With federal regulators concerned about cutting the number of major national wireless carriers from four to three, a possible Sprint/T-Mobile merger would face an uphill battle at the FCC and Department of Justice, industry observers say. Reports emerged last week that Sprint, the nation’s third largest carrier, and T-Mobile US, its fourth largest, are looking at a deal to merge (CD Dec 16 p15). The Wall Street Journal reported Friday that Sprint is looking at making a bid north of $20 billion for T-Mobile in the first half of next year, while it also studies “regulatory concerns."
Wireless microphone maker Sennheiser said CTIA is wrong to oppose the company’s request that TV incentive auction winners be required to partially reimburse wireless mic users for the cost of replacing equipment made unusable by reallocation of the 600 MHz band. “At the outset, CTIA has mischaracterized the request,” the company said in a filing at the FCC (http://bit.ly/1dbItJR). “Sennheiser does not seek reimbursement to wireless microphone manufacturers, as CTIA states, but rather to wireless microphone users -- not only professional broadcasters, filmmakers, theaters, and concert promoters, but also churches, schools, community organizations, political groups, and countless others -- people who lack meaningful input to the Commission’s spectrum policies, yet stand to suffer financial damage from the reallocation.” Contrary to CTIA’s characterization, owners of wireless mics are not secondary users of the spectrum, Sennheiser said.

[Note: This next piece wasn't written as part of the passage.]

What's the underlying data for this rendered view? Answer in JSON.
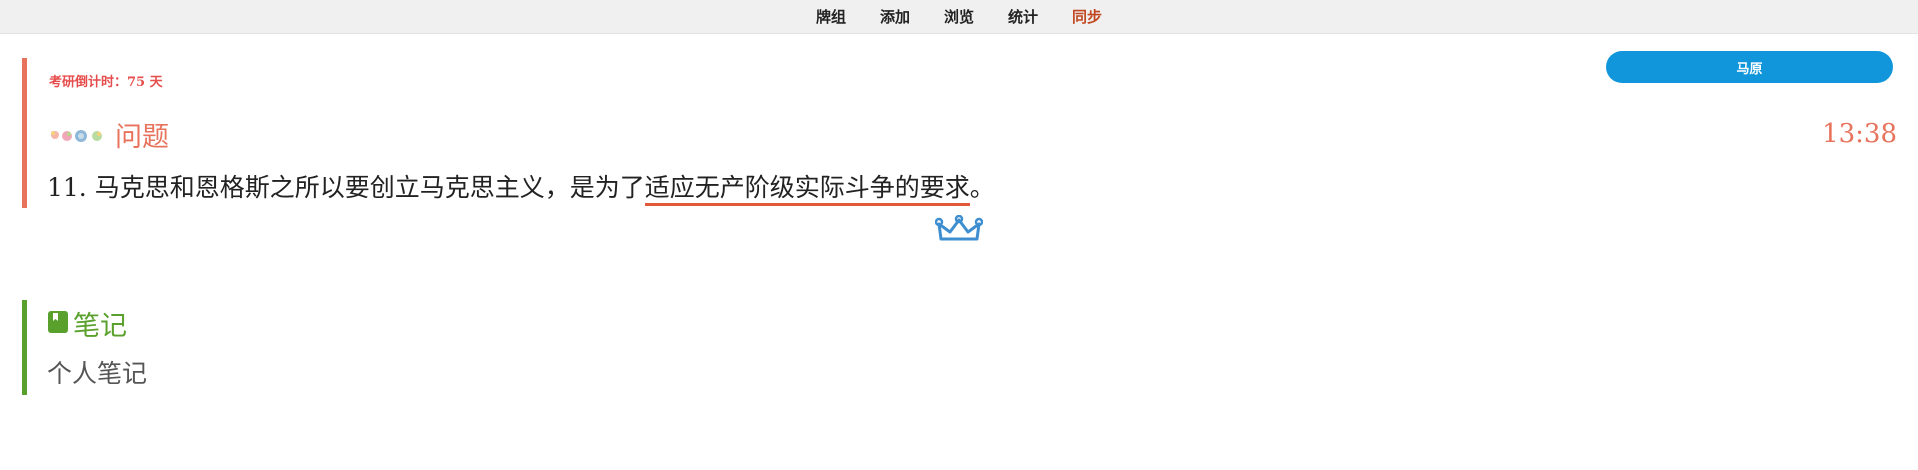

The FCC Wireless Bureau sought comment on a proposal to license TV incentive auction spectrum in smaller blocks than Economic Area licenses, which was proposed by the Competitive Carriers Association. CCA proposed use of Partial Economic Area licenses, bigger than Cellular Market Area licenses, but smaller than EAs. “Although a number of commenters support the Commission’s proposal to license the 600 MHz band on an EA basis, some commenters argue that EA licenses are too large for small and rural operators to obtain at auction or deploy,” the bureau said (http://bit.ly/IRKmC0). “Larger carriers express concern that it is more difficult to acquire a national or regional footprint using smaller geographic area licenses.” There are 734 U.S. CMAs, with much smaller geographic areas than the 176 EAs. Comments are due Jan. 9, replies Jan. 23.